Usually capacitor leakage in a circuit like that would not be an issue. But C1 and R3 do comprise a high-pass filter, which may not matter, or possibly it might matter, depending on the application requirements.
Thanks. Presumably it would have a net tendency if any towards mid rail anyway. Thus this is a non-issue and R3 does nothing useful. In any case it's nothing like a capacitor on an opamp input without a DC path.
Is the input always ground biased and symmetric? if not you can slowly charge paths up. A high impedance dc leakage is generally good practice. The other thing to remember is an amplifier generally has a linear region and then will start to cause distortion the dc leakage path keeps the amplifier in its optimal linear region.
Thanks HWeng.
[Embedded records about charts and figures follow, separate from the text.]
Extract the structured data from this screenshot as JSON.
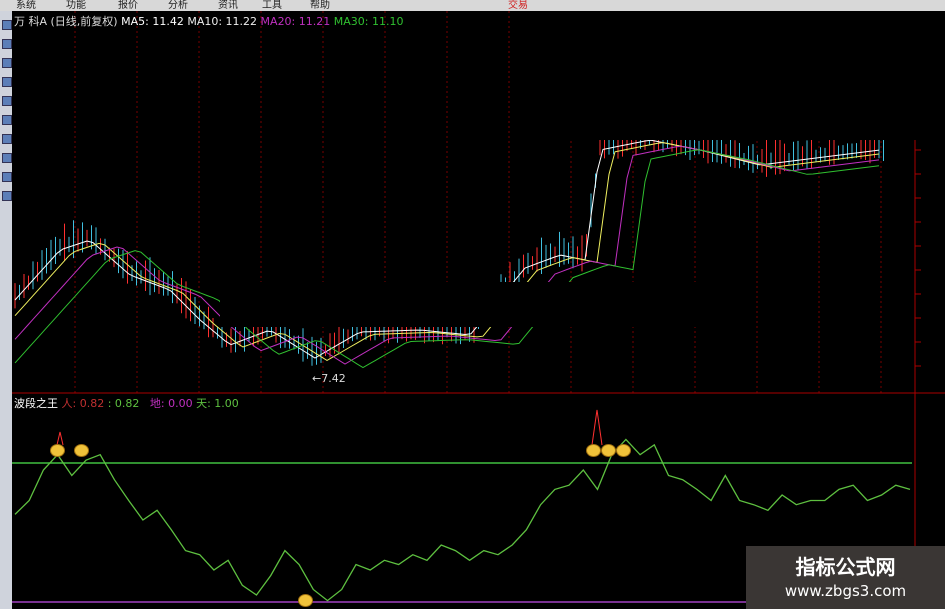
{
  "menu": [
    "系统",
    "功能",
    "报价",
    "分析",
    "资讯",
    "工具",
    "帮助"
  ],
  "menu_right": "交易",
  "main_header": {
    "title": "万 科A (日线,前复权)",
    "ma5": "MA5: 11.42",
    "ma10": "MA10: 11.22",
    "ma20": "MA20: 11.21",
    "ma30": "MA30: 11.10"
  },
  "low_label": "←7.42",
  "indicator": {
    "name": "波段之王",
    "ren_label": "人: 0.82",
    "value2": ": 0.82",
    "di_label": "地: 0.00",
    "tian_label": "天: 1.00"
  },
  "colors": {
    "ma5": "#ffffff",
    "ma10": "#f0f060",
    "ma20": "#c030c0",
    "ma30": "#30c030",
    "up": "#ff3030",
    "down": "#40c0e0",
    "osc": "#5ec040",
    "tian": "#40c040",
    "di": "#a040c0"
  },
  "chart_data": {
    "type": "line",
    "name": "波段之王",
    "levels": {
      "天": 1.0,
      "地": 0.0
    },
    "values": [
      0.63,
      0.73,
      0.95,
      1.06,
      0.91,
      1.02,
      1.06,
      0.88,
      0.73,
      0.59,
      0.66,
      0.52,
      0.37,
      0.34,
      0.23,
      0.3,
      0.12,
      0.05,
      0.19,
      0.37,
      0.27,
      0.09,
      0.01,
      0.09,
      0.27,
      0.23,
      0.3,
      0.27,
      0.34,
      0.3,
      0.41,
      0.37,
      0.3,
      0.37,
      0.34,
      0.41,
      0.52,
      0.7,
      0.81,
      0.84,
      0.95,
      0.81,
      1.06,
      1.17,
      1.06,
      1.13,
      0.91,
      0.88,
      0.81,
      0.73,
      0.91,
      0.73,
      0.7,
      0.66,
      0.77,
      0.7,
      0.73,
      0.73,
      0.81,
      0.84,
      0.73,
      0.77,
      0.84,
      0.81
    ]
  },
  "watermark": {
    "line1": "指标公式网",
    "line2": "www.zbgs3.com"
  }
}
The thing is, I was confused by the DC voltage between two caps being indeterminate. At least I think it's indeterminate. Later it occured to me that even if due to some asymmetry the DC voltage goes to whatever value, it doesn't matter so long as component ratings are not exceeded. It was a dumb question.
A high value resistor, over 100Kohms, will do no harm, and if there is for whatever reason, a bit of leakage, it will avoid what might become a problem. So for the price of the cheap resistor it is an OK addition.